In my earlier post relating to this issue in the context of log-linear regressions, I illustrated the results using both EViews and R. Specifically, I looked at a crude model for the "Airplane Passengers" (AP) time-series, based on the analysis of Cowperwait and Metcalf (2009, pp. 109-118). Here, I'll just use R to illustrate the results of the current post. The R script is available on this blog's code page, and it can be opened with any text editor. The square root of AP is regressed against a quadratic time trend and various Sine and Cosine terms of the form SIN(2πit) and COS(2πit); i = 1, 2, ..., 5:

The time series "APF" is the series of naive within-sample predictions, obtained by simply squaring the fitted values for (AP). The time-series "APFAD" incorporates the adjustment term discussed above. In this particular case, s = 0.5098, so there's not a huge difference between APF and APFAD:


However, the sum of the squared (within-sample) prediction errors, based on AP and APF is 42318.42, while that based on AP and APFAD is 42310.45. So, there's a bit of improvement in overall forecast performance when we take the adjustment term into account.

A final comment is in order. Although we've been able to see how to "back out" appropriate forecasts of y when the original regression has a dependent variable that is either log(y) or √(y). We were able to do this only because when the inverses of these particular transformations are applied to a Normal random variable, the resulting new random variable has a known distribution. This little "trick" is not going to work - at least, not easily - for arbitrary non-linear transformations of y.


Cowperwait, P. S. P. and A. V. Metcalf, 2009. Introductory Time Series With R. Springer, Dordrecht.

Duan, N., 1983. Smearing estimate: A nonparametric retransformation method. Journal of the American Statistical Association, 78, 605-610.

© 2019, David E. Giles


  1. I really can't overstate this - thank you so, so much. This is an enormous help, and I really appreciate it.

    1. You're most welcome - it was an interesting question.

  2. And just to explain - I've been playing around with replication experiment for a paper update. In order to conform to the previous procedure I've set up a Box-Cox transformation, but unlike the original paper, I'm working with a square root instead of a log on my dependent variable.

    Actually, I had been working through the old Teekens and Koerts paper to understand the back-transformation process, but I got pretty stuck when my results were somehow different than the paper I was replicating.

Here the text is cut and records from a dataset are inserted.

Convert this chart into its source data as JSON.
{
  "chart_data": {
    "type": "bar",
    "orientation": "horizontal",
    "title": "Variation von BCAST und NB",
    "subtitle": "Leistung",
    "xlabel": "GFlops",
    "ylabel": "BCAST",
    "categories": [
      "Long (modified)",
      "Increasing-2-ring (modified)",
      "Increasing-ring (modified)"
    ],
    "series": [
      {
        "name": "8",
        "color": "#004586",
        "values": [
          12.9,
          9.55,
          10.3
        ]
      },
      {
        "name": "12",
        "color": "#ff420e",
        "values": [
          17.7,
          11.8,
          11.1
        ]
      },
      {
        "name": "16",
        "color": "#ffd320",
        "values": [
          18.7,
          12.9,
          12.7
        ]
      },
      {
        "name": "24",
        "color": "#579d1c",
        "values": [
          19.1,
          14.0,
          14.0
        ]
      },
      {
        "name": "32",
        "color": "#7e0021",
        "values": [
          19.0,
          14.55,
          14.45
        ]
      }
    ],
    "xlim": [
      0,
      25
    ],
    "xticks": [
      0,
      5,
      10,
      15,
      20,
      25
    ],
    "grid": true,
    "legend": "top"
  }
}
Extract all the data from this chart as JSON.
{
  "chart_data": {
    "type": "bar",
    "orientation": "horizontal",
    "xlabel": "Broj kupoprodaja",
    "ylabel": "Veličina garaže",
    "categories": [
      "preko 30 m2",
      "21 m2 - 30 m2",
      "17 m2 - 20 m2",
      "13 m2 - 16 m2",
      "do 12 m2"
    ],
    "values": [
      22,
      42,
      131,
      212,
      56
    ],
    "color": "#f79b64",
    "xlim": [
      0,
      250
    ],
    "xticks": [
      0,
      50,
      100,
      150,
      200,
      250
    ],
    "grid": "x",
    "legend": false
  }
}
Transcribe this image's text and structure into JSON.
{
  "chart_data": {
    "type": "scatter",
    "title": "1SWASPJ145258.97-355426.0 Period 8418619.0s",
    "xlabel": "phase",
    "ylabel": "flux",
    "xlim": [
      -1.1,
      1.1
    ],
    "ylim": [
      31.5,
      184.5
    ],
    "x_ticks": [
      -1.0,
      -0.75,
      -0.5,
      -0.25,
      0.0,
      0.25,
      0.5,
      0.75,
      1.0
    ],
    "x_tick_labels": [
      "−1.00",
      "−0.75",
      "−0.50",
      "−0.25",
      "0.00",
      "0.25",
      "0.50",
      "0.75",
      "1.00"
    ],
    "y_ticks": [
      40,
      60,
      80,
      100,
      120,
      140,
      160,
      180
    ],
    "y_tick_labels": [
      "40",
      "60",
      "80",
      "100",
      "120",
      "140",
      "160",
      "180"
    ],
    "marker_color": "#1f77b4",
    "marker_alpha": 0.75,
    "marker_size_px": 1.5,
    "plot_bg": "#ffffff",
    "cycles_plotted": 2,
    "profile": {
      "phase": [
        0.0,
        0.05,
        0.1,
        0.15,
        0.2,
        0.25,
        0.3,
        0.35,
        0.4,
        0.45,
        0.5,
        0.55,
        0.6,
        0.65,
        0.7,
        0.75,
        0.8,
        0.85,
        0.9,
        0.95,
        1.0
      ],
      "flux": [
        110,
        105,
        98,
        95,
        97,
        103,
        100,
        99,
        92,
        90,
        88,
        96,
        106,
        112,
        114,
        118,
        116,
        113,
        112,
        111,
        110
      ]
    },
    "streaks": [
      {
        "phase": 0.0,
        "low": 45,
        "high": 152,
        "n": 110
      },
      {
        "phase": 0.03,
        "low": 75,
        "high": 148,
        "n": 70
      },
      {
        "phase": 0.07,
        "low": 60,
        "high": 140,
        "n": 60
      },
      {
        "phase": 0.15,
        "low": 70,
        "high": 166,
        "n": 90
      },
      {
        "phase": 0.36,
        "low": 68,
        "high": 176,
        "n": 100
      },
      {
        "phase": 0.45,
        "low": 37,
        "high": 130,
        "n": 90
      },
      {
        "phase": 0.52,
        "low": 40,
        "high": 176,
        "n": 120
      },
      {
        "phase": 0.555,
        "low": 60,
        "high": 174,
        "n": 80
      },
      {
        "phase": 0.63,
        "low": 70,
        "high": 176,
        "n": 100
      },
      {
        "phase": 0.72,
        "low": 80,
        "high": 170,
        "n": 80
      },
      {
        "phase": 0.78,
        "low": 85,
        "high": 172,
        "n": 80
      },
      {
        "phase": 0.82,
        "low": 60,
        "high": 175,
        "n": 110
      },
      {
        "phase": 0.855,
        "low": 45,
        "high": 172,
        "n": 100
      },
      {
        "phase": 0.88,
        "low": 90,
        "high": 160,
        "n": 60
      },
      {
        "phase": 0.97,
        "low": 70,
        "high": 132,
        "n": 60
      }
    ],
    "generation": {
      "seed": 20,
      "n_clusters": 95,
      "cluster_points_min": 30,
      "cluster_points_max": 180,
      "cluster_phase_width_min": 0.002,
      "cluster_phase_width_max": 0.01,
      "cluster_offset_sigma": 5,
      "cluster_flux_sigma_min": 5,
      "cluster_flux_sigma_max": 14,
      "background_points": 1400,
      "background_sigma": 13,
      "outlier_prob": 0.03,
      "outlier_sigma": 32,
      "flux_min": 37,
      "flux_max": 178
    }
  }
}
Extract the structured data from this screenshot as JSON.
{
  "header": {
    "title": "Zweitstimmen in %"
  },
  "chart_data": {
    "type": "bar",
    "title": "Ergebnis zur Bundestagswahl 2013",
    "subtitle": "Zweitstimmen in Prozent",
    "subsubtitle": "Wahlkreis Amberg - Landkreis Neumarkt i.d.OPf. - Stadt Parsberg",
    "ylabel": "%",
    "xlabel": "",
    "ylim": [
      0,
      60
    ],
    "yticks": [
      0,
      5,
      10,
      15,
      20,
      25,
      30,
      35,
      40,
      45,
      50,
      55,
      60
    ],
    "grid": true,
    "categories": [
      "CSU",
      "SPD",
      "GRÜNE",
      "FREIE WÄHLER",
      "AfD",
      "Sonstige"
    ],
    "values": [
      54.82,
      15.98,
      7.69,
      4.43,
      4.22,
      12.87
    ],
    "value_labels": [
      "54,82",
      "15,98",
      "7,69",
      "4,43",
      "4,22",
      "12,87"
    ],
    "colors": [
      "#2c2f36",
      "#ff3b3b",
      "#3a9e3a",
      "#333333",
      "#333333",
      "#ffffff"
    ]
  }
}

I stumbled across your blog only to find out that I wasn't crazy - it seems like the authors misapplied the results to their model. So that's twice now you've been a huge help!

    1. Happy to have been able to help a little. :-)

  3. Correct me if I'm wrong, but if rather than manually transforming your response and using lm and predict.lm you instead fit a glm with family = gaussian(link = "log") and then predict with predict.glm, then all of this is taken care of you. Right?

    1. No, I don't think so - the transformation is square root, not log.

  4. Sorry, I meant gaussian(link = "sqrt"). I was thinking about your earlier post about log-linear regression when I wrote "log".

    1. O.K. - in R, you're right. Of course, my main point still holds. And practitioners who're not using R meed to know what to do. Thanks for the helpful comment.